Data backup and recovery processes may have to be altered, but it is essential that all systems have multiple, secured, copies of backups. It is during emergencies that small mistakes can turn into large problems if shortcuts are taken.

What actions will be taken if a system fails and it is required to be on campus to repair it? If there is a power outage, which systems or services restart automatically? What is the process that should be followed to restart them?

Consider setting up a separate, temporary telephone support number for families, and another for faculty and staff, and have it ring to multiple support resources. Something like Phone.com or RingCentral should be easy enough to set up for this purpose.

Here are some ideas for the emergency technical plan, many of which can be posted on the school’s COVID-19 web page

  • Technology requirements for the students’ homes
  • Support processes for faculty and staff to follow
  • Support processes for families to follow, including hours that support will be available
  • Expected support response times

The School’s Emergency Response Plan defines the emergency response team makeup, responsibilities and processes on behalf of the school community. It should specify roles, role redundancy, communication processes, information collection, and critical event triggers (when x happens, we implement into plan Y).

Thee plans can take many months to develop, and it is not realistic to expect an all-encompassing, tested plan ready to respond to the COVID-19 threat, but consider some of these points as places to start for now.

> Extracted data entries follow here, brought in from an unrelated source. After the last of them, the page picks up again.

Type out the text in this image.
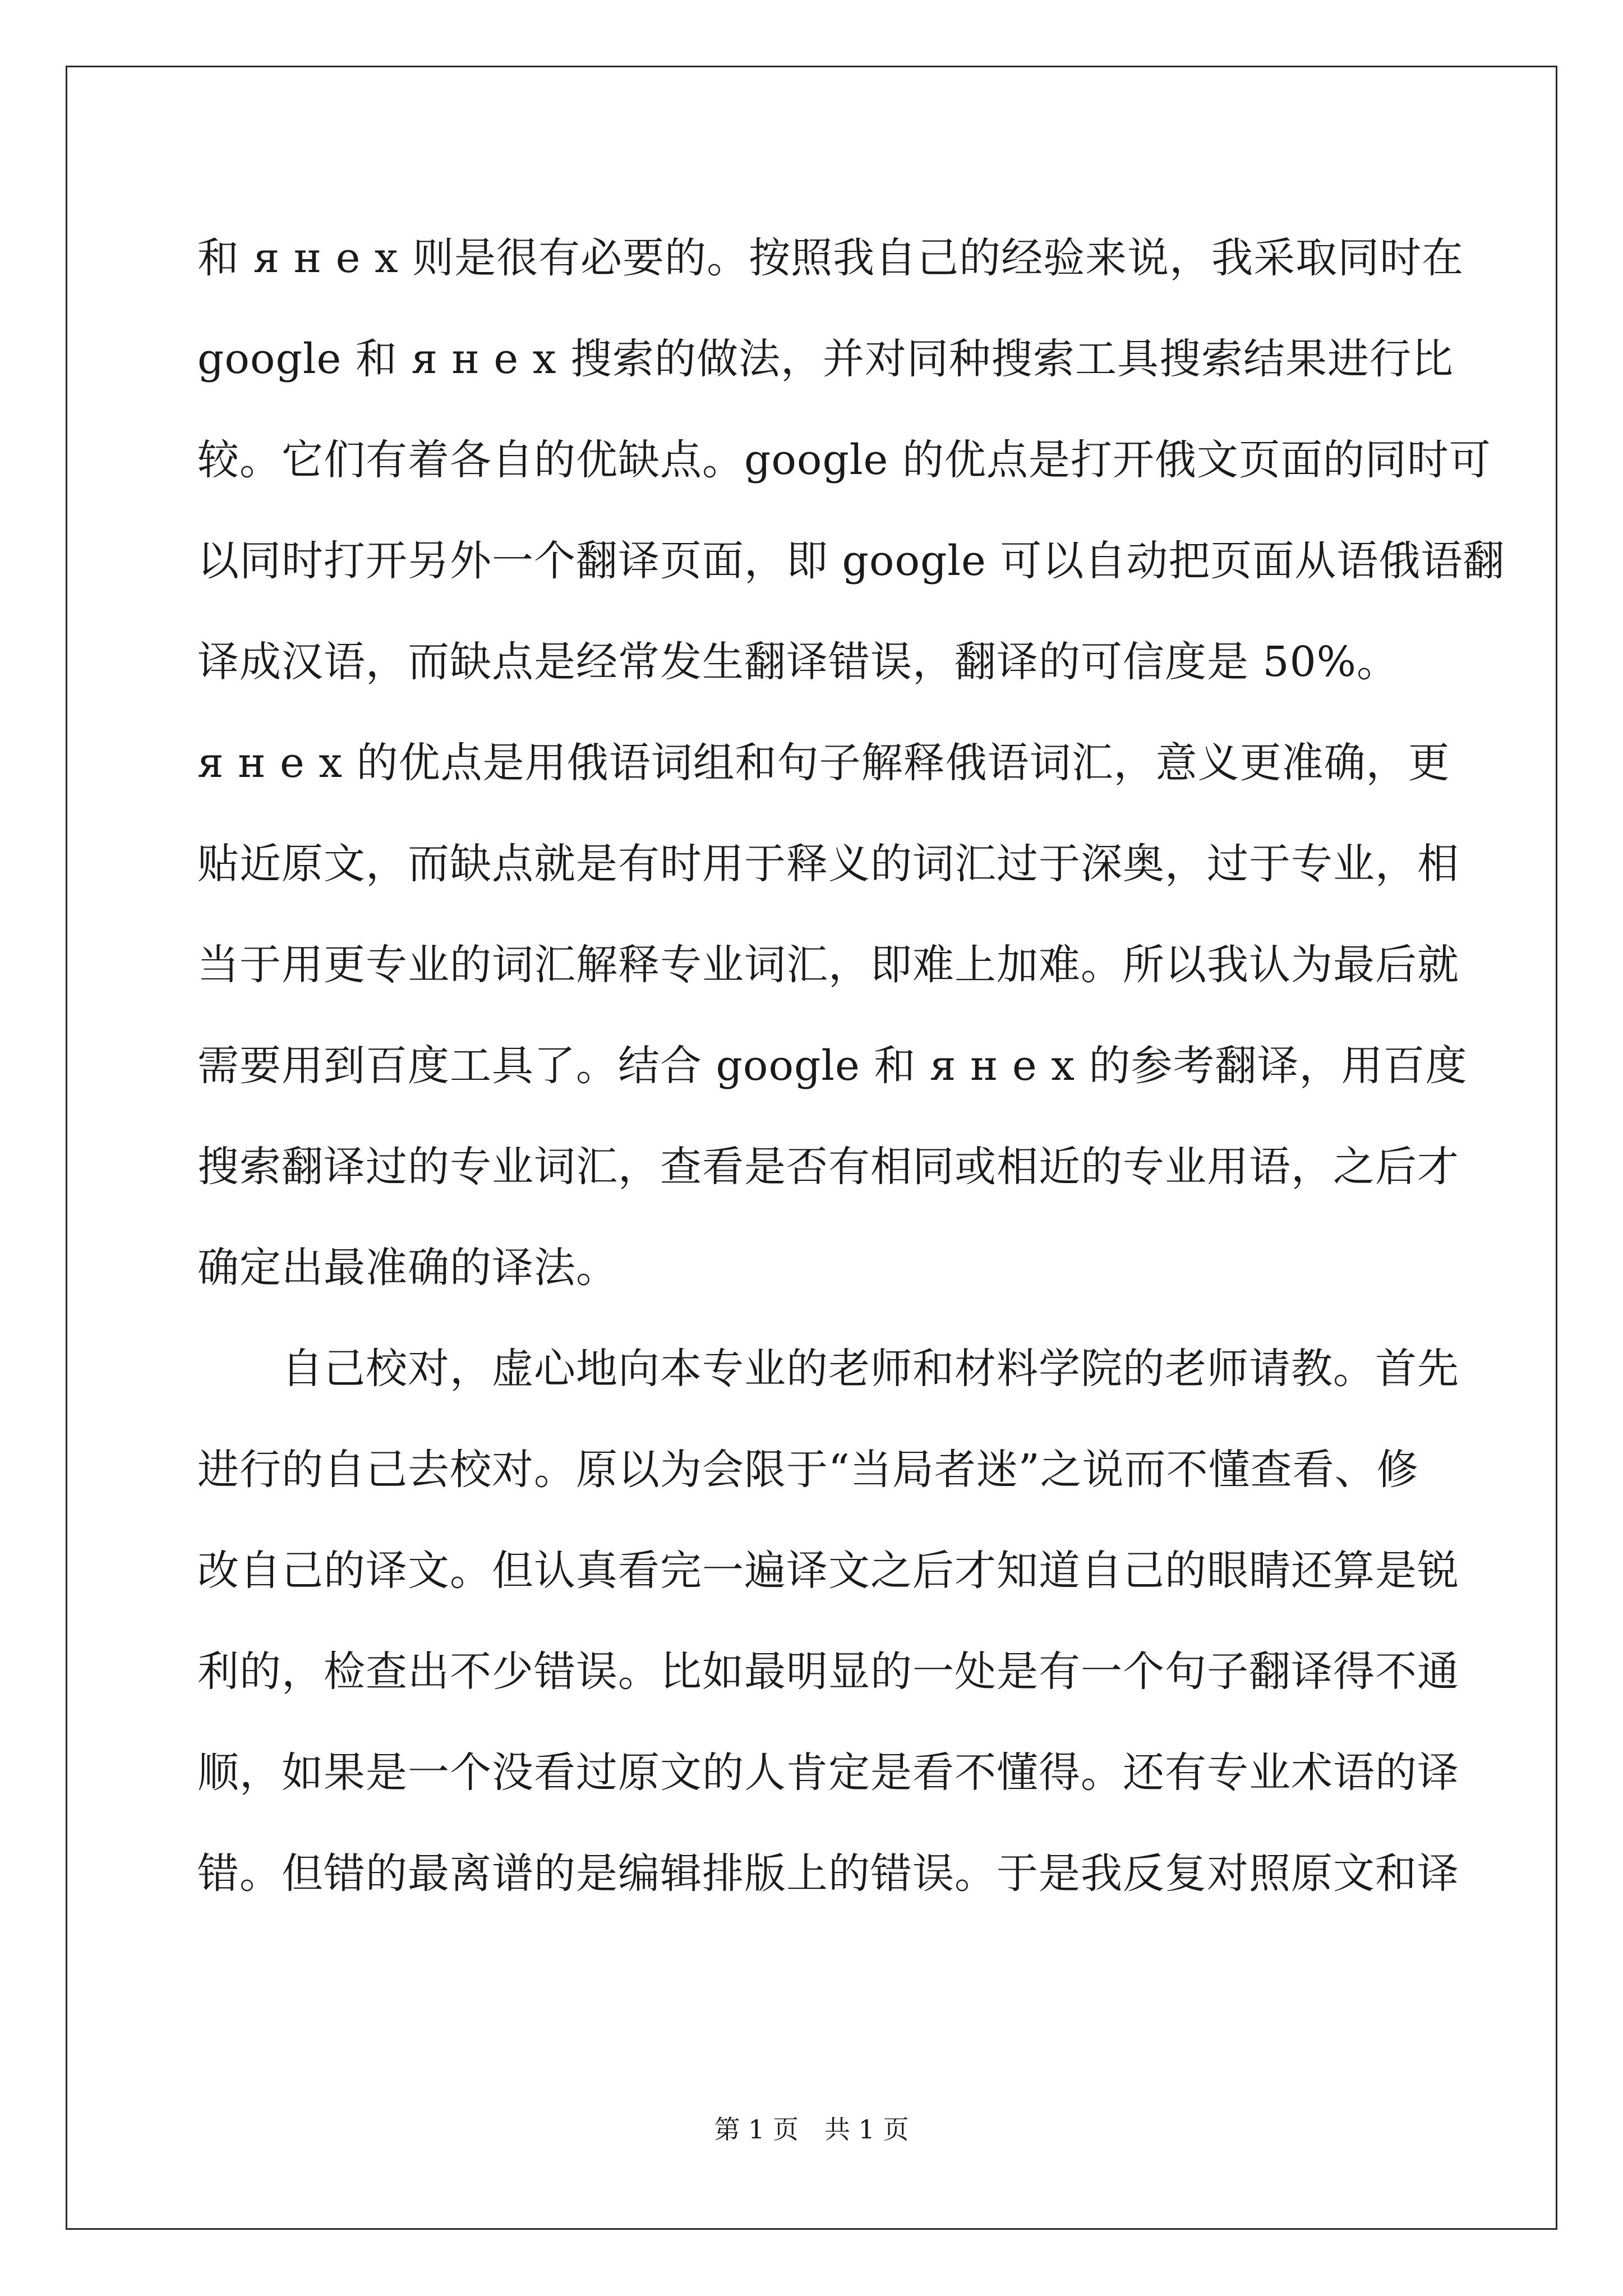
和 я н е х 则是很有必要的。按照我自己的经验来说，我采取同时在
google 和 я н е х 搜索的做法，并对同种搜索工具搜索结果进行比
较。它们有着各自的优缺点。google 的优点是打开俄文页面的同时可
以同时打开另外一个翻译页面，即 google 可以自动把页面从语俄语翻
译成汉语，而缺点是经常发生翻译错误，翻译的可信度是 50%。
я н е х 的优点是用俄语词组和句子解释俄语词汇，意义更准确，更
贴近原文，而缺点就是有时用于释义的词汇过于深奥，过于专业，相
当于用更专业的词汇解释专业词汇，即难上加难。所以我认为最后就
需要用到百度工具了。结合 google 和 я н е х 的参考翻译，用百度
搜索翻译过的专业词汇，查看是否有相同或相近的专业用语，之后才
确定出最准确的译法。
自己校对，虚心地向本专业的老师和材料学院的老师请教。首先
进行的自己去校对。原以为会限于“当局者迷”之说而不懂查看、修
改自己的译文。但认真看完一遍译文之后才知道自己的眼睛还算是锐
利的，检查出不少错误。比如最明显的一处是有一个句子翻译得不通
顺，如果是一个没看过原文的人肯定是看不懂得。还有专业术语的译
错。但错的最离谱的是编辑排版上的错误。于是我反复对照原文和译
第 1 页　共 1 页
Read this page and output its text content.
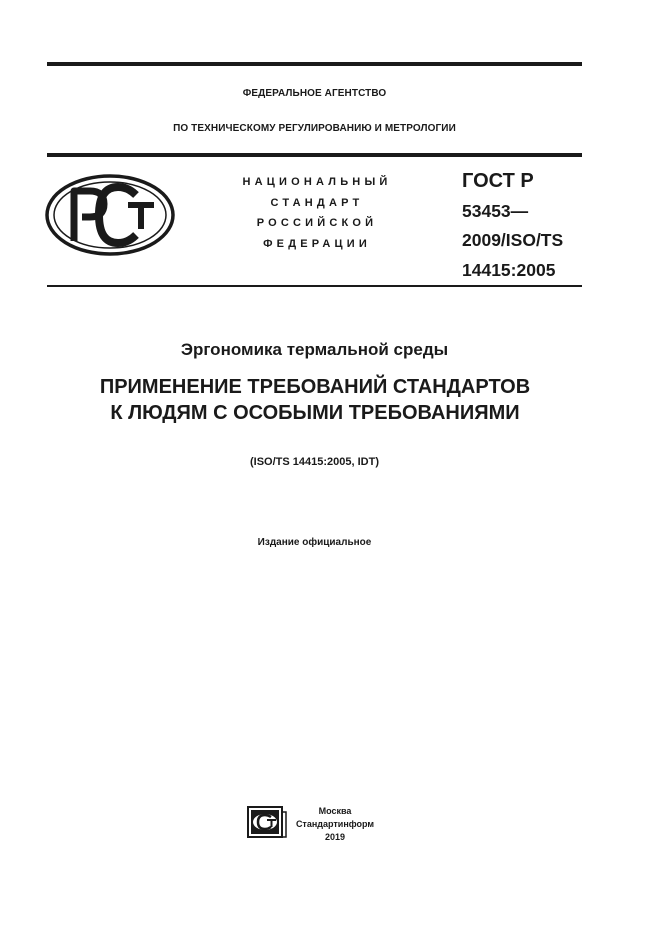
ФЕДЕРАЛЬНОЕ АГЕНТСТВО
ПО ТЕХНИЧЕСКОМУ РЕГУЛИРОВАНИЮ И МЕТРОЛОГИИ
НАЦИОНАЛЬНЫЙ
СТАНДАРТ
РОССИЙСКОЙ
ФЕДЕРАЦИИ
ГОСТ Р
53453—
2009/ISO/TS
14415:2005
Эргономика термальной среды
ПРИМЕНЕНИЕ ТРЕБОВАНИЙ СТАНДАРТОВ
К ЛЮДЯМ С ОСОБЫМИ ТРЕБОВАНИЯМИ
(ISO/TS 14415:2005, IDT)
Издание официальное
Москва
Стандартинформ
2019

  • Who is the “incident commander”. Typically not the organization’s leader, as that person will have their hands full keeping the community functioning together to deliver instruction.
  • Who will participate on the team, and represent these important roles:
    • Administration
    • Finance
    • Legal
    • Communications
    • IT
    • Health and Counseling
    • School Division Heads
    • Human Resources
  • Who will monitor public health sites, other schools, and government sources, assimilate the information, and communicate effective summaries (and to whom?)? There should be two people doing this.
  • Sign up for county health and emergency alerts
  • What is the process to create and approve communication ? How frequently should families be communicated with?
  • What precautionary measures need to be implemented?
    • Campus visitors
    • Campus tours
    • Campus events
    • Changes to lunch / meals
    • Deliveries
  • What are immediate mitigation measures that need to be taken?
    • Changes to cleaning, training of cleaning staff
    • Changes to sick policies (“If you feel sick, stay home”)
    • Clarify technology and telephone reimbursement policies when faculty and staff are all working from home.
  • What supplies does the school need in the short term?
  • Are there school policies that need to be reconsidered. Obviously, on-campus attendance is one, sick-time limits may have to be relaxed or suspended during the crisis.
  • What triggers a school closure? Partial closure?
  • What triggers allow school to resume?
  • How does the school keep in touch with faculty and staff? Who keeps track of where everybody is and how they are doing?
  • What staff, students, and families are likely to need additional support? Spouses and children of emergency responders, those who recently lost a family member, etc.